Pertama, produsen sparepart asli tersebut sudah tutup atau sudah bangkrut (pailit). Dalam kondisi ini jika ada produsen lain yang memproduksi barang KW dari produsen asli tersebut, hukumnya boleh. Kebolehan ini dikarenakan tidak terjadi pemalsuan merek yang merugikan produsen asli, mengingat produsen asli termasuk mereknya yang asli sudah tidak ada lagi secara hukum. Berbeda jika produsennya masih ada dan tidak bangkrut, hukumnya tetap tidak boleh memproduksi atau menjualbelikan sparepart KW. Produksi dan penjualbelian barang KW tetap merupaka pemalsuan merek yang dapat menimbulkan kerugian finansial atau rusaknya reputasi produsen barang ori. Dan ini termasuk menimbulkan bahaya bagi orang lain. Sabda Rasulullah:
Tidak boleh menimbulkan bahaya bagi diri sendiri atau bahaya bagi orang lain dalam Islam(HR. Ibnu Majah no.2340; Ahmad 1/133/ & 5/326)

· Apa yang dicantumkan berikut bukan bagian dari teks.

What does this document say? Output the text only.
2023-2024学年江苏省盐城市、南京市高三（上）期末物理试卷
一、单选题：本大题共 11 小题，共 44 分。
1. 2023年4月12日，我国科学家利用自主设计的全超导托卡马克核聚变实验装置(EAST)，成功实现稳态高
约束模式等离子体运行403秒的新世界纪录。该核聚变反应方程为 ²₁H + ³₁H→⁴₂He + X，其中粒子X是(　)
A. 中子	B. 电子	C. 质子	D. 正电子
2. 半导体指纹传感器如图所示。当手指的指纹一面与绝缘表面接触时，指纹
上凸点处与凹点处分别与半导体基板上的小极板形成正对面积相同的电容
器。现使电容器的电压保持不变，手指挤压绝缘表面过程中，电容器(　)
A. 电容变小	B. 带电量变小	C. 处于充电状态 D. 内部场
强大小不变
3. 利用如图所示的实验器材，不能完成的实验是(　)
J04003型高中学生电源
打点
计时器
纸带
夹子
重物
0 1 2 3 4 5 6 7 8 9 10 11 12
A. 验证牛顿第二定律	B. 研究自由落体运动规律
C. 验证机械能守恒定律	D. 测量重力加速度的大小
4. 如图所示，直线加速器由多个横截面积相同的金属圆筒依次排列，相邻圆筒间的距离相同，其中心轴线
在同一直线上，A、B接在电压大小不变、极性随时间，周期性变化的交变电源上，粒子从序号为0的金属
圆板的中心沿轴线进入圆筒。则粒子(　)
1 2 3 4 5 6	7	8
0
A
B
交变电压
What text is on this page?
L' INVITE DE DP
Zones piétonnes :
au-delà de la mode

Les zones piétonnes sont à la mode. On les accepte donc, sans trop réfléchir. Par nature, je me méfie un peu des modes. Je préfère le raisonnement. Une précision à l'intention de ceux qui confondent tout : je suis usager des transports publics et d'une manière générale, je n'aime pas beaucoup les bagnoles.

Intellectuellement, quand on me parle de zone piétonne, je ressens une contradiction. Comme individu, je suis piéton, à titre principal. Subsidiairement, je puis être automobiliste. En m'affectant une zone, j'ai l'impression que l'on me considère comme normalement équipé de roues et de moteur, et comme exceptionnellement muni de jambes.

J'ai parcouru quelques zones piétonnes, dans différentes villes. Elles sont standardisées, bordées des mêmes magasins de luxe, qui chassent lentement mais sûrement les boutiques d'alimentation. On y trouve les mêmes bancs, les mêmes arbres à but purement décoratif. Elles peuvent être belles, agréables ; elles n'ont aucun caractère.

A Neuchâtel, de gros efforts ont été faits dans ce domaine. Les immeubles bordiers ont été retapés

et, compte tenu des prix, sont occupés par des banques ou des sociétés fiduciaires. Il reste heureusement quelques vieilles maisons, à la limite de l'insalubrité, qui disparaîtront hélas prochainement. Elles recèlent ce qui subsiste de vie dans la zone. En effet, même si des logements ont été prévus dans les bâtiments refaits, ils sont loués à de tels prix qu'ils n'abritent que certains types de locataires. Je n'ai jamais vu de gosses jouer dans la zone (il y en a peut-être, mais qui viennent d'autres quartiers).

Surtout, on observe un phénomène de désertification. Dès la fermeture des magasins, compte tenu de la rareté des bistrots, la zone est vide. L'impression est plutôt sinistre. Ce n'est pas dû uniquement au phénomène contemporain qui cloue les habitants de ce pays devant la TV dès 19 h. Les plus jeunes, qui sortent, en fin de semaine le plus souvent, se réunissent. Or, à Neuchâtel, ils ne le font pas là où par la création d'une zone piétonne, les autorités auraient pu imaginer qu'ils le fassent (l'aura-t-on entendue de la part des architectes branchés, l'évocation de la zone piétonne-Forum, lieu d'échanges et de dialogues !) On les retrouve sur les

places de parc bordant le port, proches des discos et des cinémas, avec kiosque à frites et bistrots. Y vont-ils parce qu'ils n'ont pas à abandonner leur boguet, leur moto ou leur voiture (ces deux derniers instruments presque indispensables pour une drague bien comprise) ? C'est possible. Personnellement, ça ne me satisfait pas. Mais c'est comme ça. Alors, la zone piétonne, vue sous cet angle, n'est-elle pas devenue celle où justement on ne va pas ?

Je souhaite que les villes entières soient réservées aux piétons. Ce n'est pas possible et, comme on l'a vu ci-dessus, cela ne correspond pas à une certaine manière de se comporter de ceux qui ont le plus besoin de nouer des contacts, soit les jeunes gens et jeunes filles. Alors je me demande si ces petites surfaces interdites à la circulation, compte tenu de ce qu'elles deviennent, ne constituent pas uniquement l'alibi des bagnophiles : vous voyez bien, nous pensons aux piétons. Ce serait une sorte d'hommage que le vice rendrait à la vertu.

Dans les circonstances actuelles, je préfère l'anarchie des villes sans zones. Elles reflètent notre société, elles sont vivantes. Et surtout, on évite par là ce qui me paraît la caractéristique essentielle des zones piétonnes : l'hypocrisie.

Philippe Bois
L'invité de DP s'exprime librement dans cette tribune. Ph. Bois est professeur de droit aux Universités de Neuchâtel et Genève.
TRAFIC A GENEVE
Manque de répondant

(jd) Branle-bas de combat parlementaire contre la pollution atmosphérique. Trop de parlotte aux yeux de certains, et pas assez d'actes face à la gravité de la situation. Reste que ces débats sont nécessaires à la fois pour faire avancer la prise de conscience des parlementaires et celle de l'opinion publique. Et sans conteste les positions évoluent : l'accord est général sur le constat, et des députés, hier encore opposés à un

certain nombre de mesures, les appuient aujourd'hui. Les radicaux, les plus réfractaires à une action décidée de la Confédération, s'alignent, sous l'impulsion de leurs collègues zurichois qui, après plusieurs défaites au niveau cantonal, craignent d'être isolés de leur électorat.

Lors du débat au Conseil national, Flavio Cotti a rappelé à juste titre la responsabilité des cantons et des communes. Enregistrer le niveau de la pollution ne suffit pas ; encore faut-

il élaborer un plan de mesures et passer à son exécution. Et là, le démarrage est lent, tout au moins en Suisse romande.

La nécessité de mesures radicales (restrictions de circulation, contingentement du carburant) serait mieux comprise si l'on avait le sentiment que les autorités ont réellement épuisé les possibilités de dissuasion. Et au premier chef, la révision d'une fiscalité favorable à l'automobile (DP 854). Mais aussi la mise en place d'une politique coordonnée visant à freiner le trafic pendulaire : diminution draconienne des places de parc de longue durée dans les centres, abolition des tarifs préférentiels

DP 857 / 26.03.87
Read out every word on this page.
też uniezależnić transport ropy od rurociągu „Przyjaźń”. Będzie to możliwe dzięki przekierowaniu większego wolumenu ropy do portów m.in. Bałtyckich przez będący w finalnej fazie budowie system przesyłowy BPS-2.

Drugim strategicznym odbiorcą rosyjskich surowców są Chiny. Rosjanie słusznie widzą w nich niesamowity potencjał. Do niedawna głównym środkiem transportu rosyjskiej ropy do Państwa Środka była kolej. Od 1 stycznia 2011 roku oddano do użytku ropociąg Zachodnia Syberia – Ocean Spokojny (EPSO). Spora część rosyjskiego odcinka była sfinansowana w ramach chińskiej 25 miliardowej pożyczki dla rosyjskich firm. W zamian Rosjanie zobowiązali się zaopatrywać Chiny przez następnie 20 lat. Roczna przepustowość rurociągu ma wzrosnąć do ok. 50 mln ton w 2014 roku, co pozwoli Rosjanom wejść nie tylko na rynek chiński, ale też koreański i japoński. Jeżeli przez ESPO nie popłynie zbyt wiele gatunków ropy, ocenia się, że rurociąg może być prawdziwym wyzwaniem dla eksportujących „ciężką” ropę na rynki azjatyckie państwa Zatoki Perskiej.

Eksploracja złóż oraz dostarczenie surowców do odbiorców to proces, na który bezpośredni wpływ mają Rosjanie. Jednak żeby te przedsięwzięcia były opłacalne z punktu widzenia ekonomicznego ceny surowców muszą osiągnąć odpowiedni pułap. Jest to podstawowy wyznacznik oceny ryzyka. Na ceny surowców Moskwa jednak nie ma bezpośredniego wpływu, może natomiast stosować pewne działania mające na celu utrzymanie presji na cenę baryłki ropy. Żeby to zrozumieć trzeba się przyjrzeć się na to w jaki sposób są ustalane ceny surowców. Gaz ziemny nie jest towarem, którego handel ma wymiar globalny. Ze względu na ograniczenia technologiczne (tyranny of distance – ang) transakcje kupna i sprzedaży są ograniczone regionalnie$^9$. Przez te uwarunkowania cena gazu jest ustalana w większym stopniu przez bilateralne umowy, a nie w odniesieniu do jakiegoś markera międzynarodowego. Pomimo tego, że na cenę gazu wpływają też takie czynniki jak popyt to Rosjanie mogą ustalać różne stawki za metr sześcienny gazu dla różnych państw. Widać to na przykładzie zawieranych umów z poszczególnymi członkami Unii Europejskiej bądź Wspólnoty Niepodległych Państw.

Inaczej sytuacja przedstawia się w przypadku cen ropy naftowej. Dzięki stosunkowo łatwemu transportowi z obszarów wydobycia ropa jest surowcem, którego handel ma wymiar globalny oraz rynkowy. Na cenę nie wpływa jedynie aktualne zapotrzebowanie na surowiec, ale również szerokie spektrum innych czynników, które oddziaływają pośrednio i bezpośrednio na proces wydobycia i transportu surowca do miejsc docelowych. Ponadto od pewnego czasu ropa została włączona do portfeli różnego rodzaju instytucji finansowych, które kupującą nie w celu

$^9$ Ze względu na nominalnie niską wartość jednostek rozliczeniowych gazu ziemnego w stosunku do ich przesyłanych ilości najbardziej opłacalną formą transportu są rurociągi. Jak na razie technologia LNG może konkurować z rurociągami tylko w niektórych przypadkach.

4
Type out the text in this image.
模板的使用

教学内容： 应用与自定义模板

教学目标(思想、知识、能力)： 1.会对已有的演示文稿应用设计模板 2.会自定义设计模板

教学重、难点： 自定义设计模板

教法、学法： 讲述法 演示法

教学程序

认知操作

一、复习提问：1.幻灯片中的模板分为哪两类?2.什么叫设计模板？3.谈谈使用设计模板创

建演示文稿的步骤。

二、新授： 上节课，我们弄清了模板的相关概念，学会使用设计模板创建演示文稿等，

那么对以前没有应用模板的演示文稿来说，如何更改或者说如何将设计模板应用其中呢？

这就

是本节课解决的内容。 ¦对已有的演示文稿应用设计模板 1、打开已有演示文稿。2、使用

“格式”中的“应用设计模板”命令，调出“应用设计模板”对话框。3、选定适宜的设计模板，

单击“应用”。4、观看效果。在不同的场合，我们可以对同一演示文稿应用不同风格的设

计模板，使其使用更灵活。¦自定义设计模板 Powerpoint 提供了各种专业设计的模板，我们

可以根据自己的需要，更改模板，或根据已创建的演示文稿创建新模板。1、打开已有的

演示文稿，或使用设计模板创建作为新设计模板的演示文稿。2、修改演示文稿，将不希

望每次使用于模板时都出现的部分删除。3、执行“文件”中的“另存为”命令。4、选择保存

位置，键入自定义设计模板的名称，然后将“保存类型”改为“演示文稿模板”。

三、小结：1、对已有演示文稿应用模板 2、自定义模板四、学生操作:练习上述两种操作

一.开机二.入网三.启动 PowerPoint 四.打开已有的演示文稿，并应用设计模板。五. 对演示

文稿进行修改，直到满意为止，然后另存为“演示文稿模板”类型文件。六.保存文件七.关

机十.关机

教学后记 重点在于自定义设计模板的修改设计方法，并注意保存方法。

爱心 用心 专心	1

Kedua, sparepart yang original sudah tidak terdapat lagi di pasaran. Jika sparepart yang original masih ada walaupun sudah tidak lagi diproduksi, maka hukumnya tetap tidak boleh atas menjualbelikannya.

Ketiga, penjual wajib memberi tahu pembeli bahwa sparepartnya adalah barang KW dan bukan barang ori. Jika penjual tidak memberitahu, hukumnya tidak boleh. Karena hal itu termasuk perbuatan demi menyembunyikan aib/cacat dalam berjual beli, yang telah diharamkan oleh syari’ah.
Sabda Rasulullah:
Seseorang muslim adalah saudara muslim lainnya, dan tidaklah halal seorang muslim menjual kepada saudaranya barang yang ada cacatnya, kecuali dia menerangkan cacatnya kepada saudaranya.” (HR Ibnu Majah, no 2246)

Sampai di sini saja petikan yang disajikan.